Incident Response Runbook Design

Introduction

The biggest cost in responding to a failure is decision-making delay rather than technical recovery. Even if there is a runbook, it is often difficult to use it on site because it is not up-to-date or the division of roles is ambiguous. This article summarizes an Incident Runbook design method that can be immediately executed from an SRE perspective.

Incident Response Runbook 설계 커버 — Wikimedia Commons 기반 무료 이미지

Problem definition

The reason runbooks fail is not document quality but lack of execution.

The detection criteria and severity classification are ambiguous, so the start of response is delayed.
Initial action is delayed because key commands differ depending on the environment.
The same failure is repeated because the post-retrospective is not connected to the runbook update.
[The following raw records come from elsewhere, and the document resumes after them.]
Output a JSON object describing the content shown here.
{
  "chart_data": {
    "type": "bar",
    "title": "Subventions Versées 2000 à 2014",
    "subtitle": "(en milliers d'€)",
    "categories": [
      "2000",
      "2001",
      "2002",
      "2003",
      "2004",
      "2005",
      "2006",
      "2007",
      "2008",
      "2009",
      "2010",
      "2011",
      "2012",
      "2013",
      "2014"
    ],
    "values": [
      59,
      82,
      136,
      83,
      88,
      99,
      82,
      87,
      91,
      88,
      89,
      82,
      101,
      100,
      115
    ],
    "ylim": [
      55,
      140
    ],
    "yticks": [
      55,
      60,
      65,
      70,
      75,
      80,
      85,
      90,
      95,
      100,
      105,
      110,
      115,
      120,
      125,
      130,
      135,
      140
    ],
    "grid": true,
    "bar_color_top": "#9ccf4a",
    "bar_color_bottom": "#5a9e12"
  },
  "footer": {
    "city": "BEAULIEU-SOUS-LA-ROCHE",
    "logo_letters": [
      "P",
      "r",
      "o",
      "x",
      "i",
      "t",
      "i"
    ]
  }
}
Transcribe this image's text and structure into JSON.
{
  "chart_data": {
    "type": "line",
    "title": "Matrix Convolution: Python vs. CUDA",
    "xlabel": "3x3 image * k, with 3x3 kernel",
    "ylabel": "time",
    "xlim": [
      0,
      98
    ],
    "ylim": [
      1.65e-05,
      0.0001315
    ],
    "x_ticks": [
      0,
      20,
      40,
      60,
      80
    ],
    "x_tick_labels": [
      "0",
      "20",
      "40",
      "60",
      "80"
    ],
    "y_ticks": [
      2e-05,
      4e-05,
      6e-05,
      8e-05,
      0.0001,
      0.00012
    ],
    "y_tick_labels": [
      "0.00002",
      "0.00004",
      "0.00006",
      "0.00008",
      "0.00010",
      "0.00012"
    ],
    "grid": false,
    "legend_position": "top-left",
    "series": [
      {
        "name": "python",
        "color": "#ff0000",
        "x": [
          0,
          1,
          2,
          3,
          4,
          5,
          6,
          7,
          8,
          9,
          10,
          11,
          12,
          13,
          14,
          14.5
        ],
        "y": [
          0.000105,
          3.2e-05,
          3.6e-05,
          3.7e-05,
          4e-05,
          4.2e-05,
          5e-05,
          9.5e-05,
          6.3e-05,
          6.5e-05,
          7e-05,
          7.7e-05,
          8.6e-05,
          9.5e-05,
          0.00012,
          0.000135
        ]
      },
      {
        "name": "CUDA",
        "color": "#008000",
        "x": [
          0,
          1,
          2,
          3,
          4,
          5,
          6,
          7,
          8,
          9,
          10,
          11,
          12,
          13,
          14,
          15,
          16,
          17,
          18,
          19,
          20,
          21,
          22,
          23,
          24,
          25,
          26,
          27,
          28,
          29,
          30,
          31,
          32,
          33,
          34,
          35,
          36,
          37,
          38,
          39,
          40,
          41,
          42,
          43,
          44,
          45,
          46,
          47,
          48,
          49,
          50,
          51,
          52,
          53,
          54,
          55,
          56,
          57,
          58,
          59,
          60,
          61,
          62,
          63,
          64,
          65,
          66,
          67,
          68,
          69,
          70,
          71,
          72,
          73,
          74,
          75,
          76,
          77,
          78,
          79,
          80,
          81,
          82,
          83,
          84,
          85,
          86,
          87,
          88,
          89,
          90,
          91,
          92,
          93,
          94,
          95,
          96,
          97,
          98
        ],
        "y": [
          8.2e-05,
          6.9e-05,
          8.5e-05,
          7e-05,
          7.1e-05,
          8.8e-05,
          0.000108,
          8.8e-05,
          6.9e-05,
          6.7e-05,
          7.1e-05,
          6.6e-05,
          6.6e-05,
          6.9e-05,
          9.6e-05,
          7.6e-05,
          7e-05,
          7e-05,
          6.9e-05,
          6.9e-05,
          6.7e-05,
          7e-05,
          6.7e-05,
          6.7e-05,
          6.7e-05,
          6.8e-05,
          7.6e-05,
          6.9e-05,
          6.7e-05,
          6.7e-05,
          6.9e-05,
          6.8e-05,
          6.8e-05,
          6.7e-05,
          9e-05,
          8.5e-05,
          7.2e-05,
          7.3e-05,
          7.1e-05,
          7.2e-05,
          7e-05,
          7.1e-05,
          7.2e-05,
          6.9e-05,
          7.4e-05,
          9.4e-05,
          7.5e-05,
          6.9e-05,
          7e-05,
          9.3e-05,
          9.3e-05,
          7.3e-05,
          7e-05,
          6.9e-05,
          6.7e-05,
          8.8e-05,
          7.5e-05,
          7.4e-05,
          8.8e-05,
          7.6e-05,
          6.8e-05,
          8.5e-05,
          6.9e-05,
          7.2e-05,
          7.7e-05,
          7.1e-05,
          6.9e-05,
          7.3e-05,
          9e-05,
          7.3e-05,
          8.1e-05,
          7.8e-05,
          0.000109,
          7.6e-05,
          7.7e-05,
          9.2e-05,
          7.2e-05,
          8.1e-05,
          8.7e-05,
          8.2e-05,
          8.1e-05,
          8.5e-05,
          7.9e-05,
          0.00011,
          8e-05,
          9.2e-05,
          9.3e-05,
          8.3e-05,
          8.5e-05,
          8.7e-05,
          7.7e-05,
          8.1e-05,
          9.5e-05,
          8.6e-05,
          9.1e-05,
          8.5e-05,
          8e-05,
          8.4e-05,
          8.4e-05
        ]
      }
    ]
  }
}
A practical runbook should be an index to an executable script, not a document to be read. Step-by-step orders, decision-making standards, and communication systems must be displayed on one screen.

Key concepts

perspective	Design criteria	Verification points
detection	Alarm Threshold + Duplicate Suppression	Notification time after detection
Category	fix table by sev	Initial misclassification rate
action	Automation script link	Initial recovery time
Learning	Runbook update after retrospective	Reduced recurrence rate

A good runbook helps you execute faster than a detailed explanation. The key is to accelerate decision-making by compressing commands and checkpoints.

Code example 1: Runbook step definition

export type RunbookStep = {
  id: string;
  objective: string;
  command: string;
  doneWhen: string;
};

export const apiLatencyRunbook: RunbookStep[] = [
  {
    id: "detect",
    objective: "지연 급증 확인",
    command: "./scripts/slo/check-latency.sh --window 5m",
    doneWhen: "p95 > 800ms 재현",
  },
  {
    id: "mitigate",
    objective: "트래픽 완화",
    command: "./scripts/release/rollback-canary.sh",
    doneWhen: "error rate < 1%",
  },
];

Code example 2: Sev classification rule

severity_rules:
  - sev: SEV1
    condition: "checkout_success_rate < 70% for 5m"
    action: "incident channel + oncall page"
  - sev: SEV2
    condition: "api_p95 > 1200ms for 10m"
    action: "oncall page"
  - sev: SEV3
    condition: "single region degraded"
    action: "slack alert"

Architecture flow

Mermaid diagram rendering...

Tradeoffs

Runbook standardization increases response speed, but limits some team-specific flexibility.
Increasing automated measures reduces human errors, but incorrect automation can increase damage.
Forced retrospectives have a great learning effect, but the burden on operating personnel increases.

Cleanup

The goal of Incident Runbook is not document completeness, but shortening recovery time. From notifications to retrospectives, locking steps into a consistent format and linking automation can reduce recurrence costs.

Image source

Cover: source link
License: CC BY 2.0 / Author: Alan Levine from United States
Note: After downloading the free license image from Wikimedia Commons, it was optimized to JPG at 1600px.